Thai cops shot dead a smuggler and seized 15 million meth pills at a checkpoint in Thailand's portion of the "Golden Triangle", officials said Friday, the latest death in an intensifying drug crackdown.
Millions of dollars-worth of methamphetamine pour into Thailand each week from neighbouring Myanmar, where drug lords are flooding the market with narcotics.
The Golden Triangle is a notorious lawless border zone that straddles Laos, Myanmar and Thailand.
Experts say drug lords in the zone, mainly in neighbouring Myanmar's self-administered Wa state, have been churning out more drugs than ever in a trade worth tens of billions of dollars annually.
Thai drug police and military have ramped up operations in the northern gateway to Myanmar, killing and arresting smugglers who are often from ethnic hill tribes who live across the lawless area.
The latest shootout happened as three trucks were stopped late Thursday night in Chiang Rai province.
"They fought back... one smuggler was shot dead," said Major General Pornchai Charoenwong, deputy commander of the Narcotics Suppression Police.
It is the 15th death of an alleged smuggler in just over a month in northern Thailand as authorities intensify a crackdown on the rampant trade in meth tablets, the crystallised "ice" version, and heroin.
In the trucks were a total of 75 sacks with the numbers "999" printed on them, a brand used by Myanmar drug lords.

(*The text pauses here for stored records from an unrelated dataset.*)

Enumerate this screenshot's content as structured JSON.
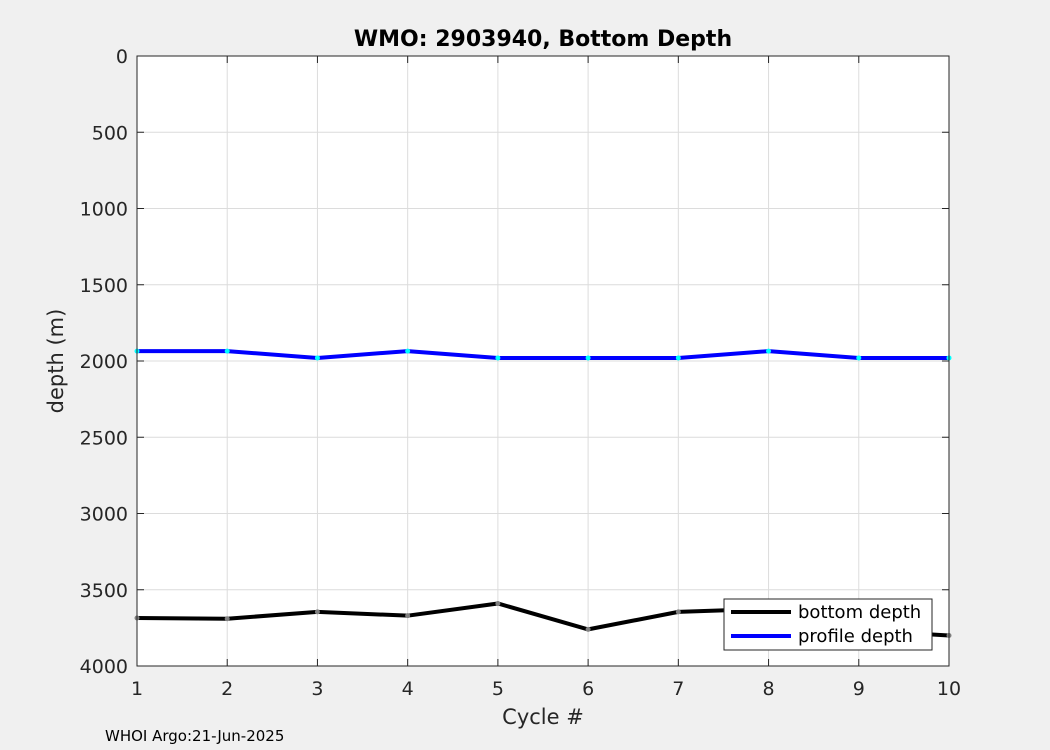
{
  "figure": {
    "footer": "WHOI Argo:21-Jun-2025"
  },
  "chart_data": {
    "type": "line",
    "title": "WMO: 2903940, Bottom Depth",
    "xlabel": "Cycle #",
    "ylabel": "depth (m)",
    "xlim": [
      1,
      10
    ],
    "ylim": [
      0,
      4000
    ],
    "y_reversed": true,
    "grid": true,
    "legend_position": "bottom-right",
    "x": [
      1,
      2,
      3,
      4,
      5,
      6,
      7,
      8,
      9,
      10
    ],
    "xticks": [
      1,
      2,
      3,
      4,
      5,
      6,
      7,
      8,
      9,
      10
    ],
    "yticks": [
      0,
      500,
      1000,
      1500,
      2000,
      2500,
      3000,
      3500,
      4000
    ],
    "series": [
      {
        "name": "bottom depth",
        "color": "#000000",
        "marker_color": "#808080",
        "values": [
          3685,
          3690,
          3645,
          3670,
          3590,
          3760,
          3645,
          3625,
          3765,
          3800
        ]
      },
      {
        "name": "profile depth",
        "color": "#0000ff",
        "marker_color": "#00ffff",
        "values": [
          1935,
          1935,
          1980,
          1935,
          1980,
          1980,
          1980,
          1935,
          1980,
          1980
        ]
      }
    ]
  }
}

"Each bag had 200,000 tablets... we estimate there are around 15 million tablets."
Two other men escaped in the dark, said the major general.
More than 79 million meth tablets have been seized by authorities in the north's 17 provinces over the past seven weeks, said third army commander Chalongchai Chaiyuakham.
"They are all from the same group of smugglers," he said.